Vom Verlag | 1. Januar 2021

Uhrzeit

Schwarz-Weiß-Foto mit Blick auf die Stadt durch eine große Uhr

Das Zeitgefühl als chronologische Linie ist eines der Opfer der Pandemie. Die Wochenschleifen endlos, und wir müssen den Kalender überprüfen, um zu sehen, welcher Tag es ist. Manche Zeitabschnitte ziehen sich ewig hin, andere rasen davon. Die Ankunft eines Impfstoffs ist sowohl unglaublich langsam als auch blitzschnell.

Auf andere Weise scheint sich die Zeit in sich selbst zu falten. Das Leben ist im Moment so seltsam, dass wir nicht anders können, als nach vorne zu schauen und uns vorzustellen, was zukünftige Historiker über uns schreiben werden. Tatsächlich verbringen wir viel Zeit damit, sehnsüchtig in die Zukunft zu blicken. Auch wir blicken zurück. Wir untersuchen die Grippepandemie von 1918 und fragen uns, was wir in hundert Jahren gelernt haben. Wir studieren die Bürgerrechtsbewegung der 1960er Jahre, um zu sehen, ob wir Fortschritte gemacht haben.

Manche Tage fühlen sich wie eine endlose Wiederholung des Vortages an, aber paradoxerweise verändert sich auch die Welt schnell. Namen fallen in Ungnade und unveränderliche Institutionen verlieren ihre Macht. Kollabierten sie plötzlich, ohne Vorwarnung, oder langsam und unaufhaltsam, wie Gletscher, die in einem sich erwärmenden Meer kalben?

Chronos ist eine Art von Zeit, die lineare, quantitative Art. Aber die Störung der Pandemie hat uns dazu gezwungen kairos– eine Zeit der Gelegenheit, des Handelns, der Entscheidung. Die Pandemie hat Kummer und Not verursacht; Der Umbruch hat auch die Zeit neu geordnet und uns eine andere Linse gegeben.

Jesus sprach von Kairos und fragte die Menge: „Aber warum wisst ihr nicht, wie ihr die gegenwärtige Zeit interpretieren sollt?“ (Lukas 12:56). In dieser ziemlich apokalyptischen Passage sprach er nicht von der Stunde des Tages oder dem Wochentag. Er sprach von einer göttlichen Jahreszeit, einem anderen Zeitgefühl, das in die Alltagswelt seiner Zuhörer einbrach. 

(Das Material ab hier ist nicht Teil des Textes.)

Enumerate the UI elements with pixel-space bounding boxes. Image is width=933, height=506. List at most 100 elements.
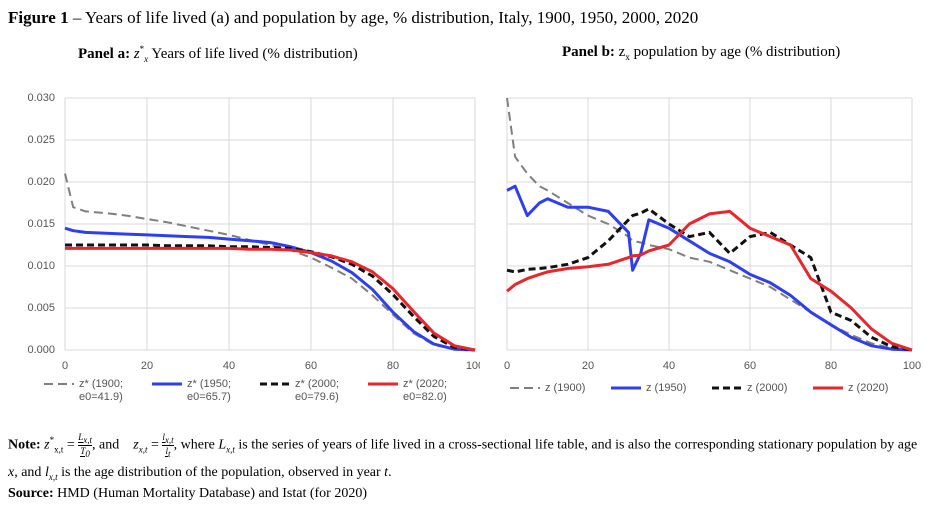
t: . bbox=[388, 465, 392, 481]
x-tick-label: 40 bbox=[223, 360, 235, 372]
series-line bbox=[64, 226, 476, 352]
t: l bbox=[165, 445, 168, 457]
t: x,t bbox=[138, 444, 148, 455]
legend-label: z* (1950; e0=65.7) bbox=[187, 378, 232, 403]
symbol-sub: x bbox=[625, 52, 630, 62]
fraction: lx,t lt bbox=[162, 432, 174, 459]
t: is the age distribution of the populatio… bbox=[57, 465, 385, 481]
legend-label: z (2020) bbox=[848, 382, 889, 394]
series-line bbox=[506, 209, 913, 352]
t: = bbox=[150, 437, 159, 453]
x-tick-label: 100 bbox=[903, 360, 921, 372]
legend-a: z* (1900; e0=41.9) z* (1950; e0=65.7) z* (… bbox=[42, 378, 474, 404]
legend-label: z (2000) bbox=[747, 382, 788, 394]
t: 0 bbox=[85, 448, 90, 459]
source-label: Source: bbox=[8, 486, 54, 501]
x-tick-label: 60 bbox=[305, 360, 317, 372]
legend-swatch bbox=[152, 382, 182, 386]
symbol: z bbox=[133, 46, 140, 62]
legend-item: z (2000) bbox=[710, 382, 811, 395]
series-line bbox=[65, 246, 476, 352]
y-tick-label: 0.020 bbox=[27, 176, 55, 188]
t: x bbox=[8, 465, 15, 481]
t: x,t bbox=[48, 472, 58, 483]
x-tick-label: 80 bbox=[825, 360, 837, 372]
t: L bbox=[218, 437, 227, 453]
y-tick-label: 0.015 bbox=[27, 218, 55, 230]
t: L bbox=[78, 432, 84, 444]
legend-label: z (1950) bbox=[646, 382, 687, 394]
y-tick-label: 0.005 bbox=[27, 302, 55, 314]
panel-b-title: Panel b: zx population by age (% distrib… bbox=[562, 44, 840, 62]
legend-item: z* (2000; e0=79.6) bbox=[258, 378, 366, 404]
legend-item: z* (2020; e0=82.0) bbox=[366, 378, 474, 404]
y-tick-label: 0.030 bbox=[27, 92, 55, 104]
chart-b: 0 20 40 60 80 100 bbox=[504, 97, 921, 372]
legend-label: z* (2000; e0=79.6) bbox=[295, 378, 340, 403]
series-line bbox=[64, 173, 476, 351]
legend-swatch bbox=[813, 386, 843, 390]
legend-swatch bbox=[510, 387, 540, 389]
t: z bbox=[133, 437, 139, 453]
legend-label: z* (1900; e0=41.9) bbox=[79, 378, 124, 403]
t: * bbox=[49, 435, 55, 445]
t: x,t bbox=[226, 444, 235, 455]
x-tick-label: 0 bbox=[62, 360, 68, 372]
t: x,t bbox=[54, 444, 64, 455]
series-line bbox=[506, 207, 913, 352]
x-tick-label: 40 bbox=[663, 360, 675, 372]
legend-swatch bbox=[368, 382, 398, 386]
fraction: Lx,t T0 bbox=[78, 432, 93, 459]
t: l bbox=[162, 432, 165, 444]
symbol-sub: x bbox=[144, 54, 149, 64]
x-tick-label: 100 bbox=[466, 360, 480, 372]
legend-label: z (1900) bbox=[545, 382, 586, 394]
panel-label: Panel b: bbox=[562, 44, 615, 60]
panel-title: Years of life lived (% distribution) bbox=[151, 46, 358, 62]
y-tick-label: 0.000 bbox=[27, 344, 55, 356]
chart-a: 0.000 0.005 0.010 0.015 0.020 0.025 0.030 0 20 40… bbox=[27, 92, 480, 372]
legend-label: z* (2020; e0=82.0) bbox=[403, 378, 448, 403]
legend-swatch bbox=[611, 386, 641, 390]
x-tick-label: 80 bbox=[387, 360, 399, 372]
t: , where bbox=[173, 437, 219, 453]
legend-item: z* (1900; e0=41.9) bbox=[42, 378, 150, 404]
legend-swatch bbox=[44, 383, 74, 385]
x-tick-label: 20 bbox=[582, 360, 594, 372]
t: x,t bbox=[83, 434, 93, 445]
t: , and bbox=[92, 437, 120, 453]
note-label: Note: bbox=[8, 437, 41, 453]
legend-item: z (2020) bbox=[811, 382, 912, 395]
figure-text: – Years of life lived (a) and population… bbox=[68, 8, 699, 27]
legend-item: z (1900) bbox=[508, 382, 609, 395]
figure-title: Figure 1 – Years of life lived (a) and p… bbox=[8, 8, 698, 28]
x-tick-label: 20 bbox=[141, 360, 153, 372]
panel-label: Panel a: bbox=[78, 46, 131, 62]
panel-title: population by age (% distribution) bbox=[629, 44, 841, 60]
y-tick-label: 0.010 bbox=[27, 260, 55, 272]
x-tick-label: 0 bbox=[504, 360, 510, 372]
source-text: HMD (Human Mortality Database) and Istat… bbox=[53, 486, 367, 501]
legend-swatch bbox=[260, 382, 290, 386]
t: z bbox=[44, 437, 50, 453]
t: is the series of years of life lived in … bbox=[234, 437, 918, 453]
legend-swatch bbox=[712, 386, 742, 390]
series-line bbox=[65, 243, 476, 352]
note: Note: z*x,t = Lx,t T0, and zx,t = lx,t lt,… bbox=[8, 428, 928, 489]
t: t bbox=[384, 465, 389, 481]
symbol: z bbox=[618, 44, 626, 60]
y-tick-label: 0.025 bbox=[27, 134, 55, 146]
figure-label: Figure 1 bbox=[8, 8, 69, 27]
t: T bbox=[80, 445, 86, 457]
symbol-sup: * bbox=[139, 44, 145, 54]
t: l bbox=[44, 465, 49, 481]
legend-item: z (1950) bbox=[609, 382, 710, 395]
legend-b: z (1900) z (1950) z (2000) z (2020) bbox=[508, 382, 912, 395]
series-line bbox=[506, 184, 913, 352]
panel-a-title: Panel a: z*x Years of life lived (% dist… bbox=[78, 44, 358, 64]
source: Source: HMD (Human Mortality Database) a… bbox=[8, 486, 367, 502]
x-tick-label: 60 bbox=[744, 360, 756, 372]
t: = bbox=[66, 437, 75, 453]
t: t bbox=[168, 448, 171, 459]
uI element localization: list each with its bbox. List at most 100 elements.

Was können wir im Hinblick auf das Jahr 2021 erwarten? Vielleicht ein läuterndes Feuer, wie Jesus ein paar Verse früher beschreibt. Vielleicht eine Umkehrung der Machtstrukturen der Welt, wie Mary ein paar Kapitel zuvor sang. Martin Luther King Jr. warnte, dass diejenigen an der Macht, die nach „einem mythischen Zeitkonzept“ leben, nicht „den Zeitplan“ für die Freiheit einer anderen Person festlegen sollten. Wenn wir versuchen, die Gegenwart zu interpretieren, müssen wir unsere Uhren und Kalender beiseite legen und auf den Kairos-Moment achten.

Wendy McFaddenWendy McFadden ist Herausgeber von Brethren Press and Communications für die Church of the Brethren.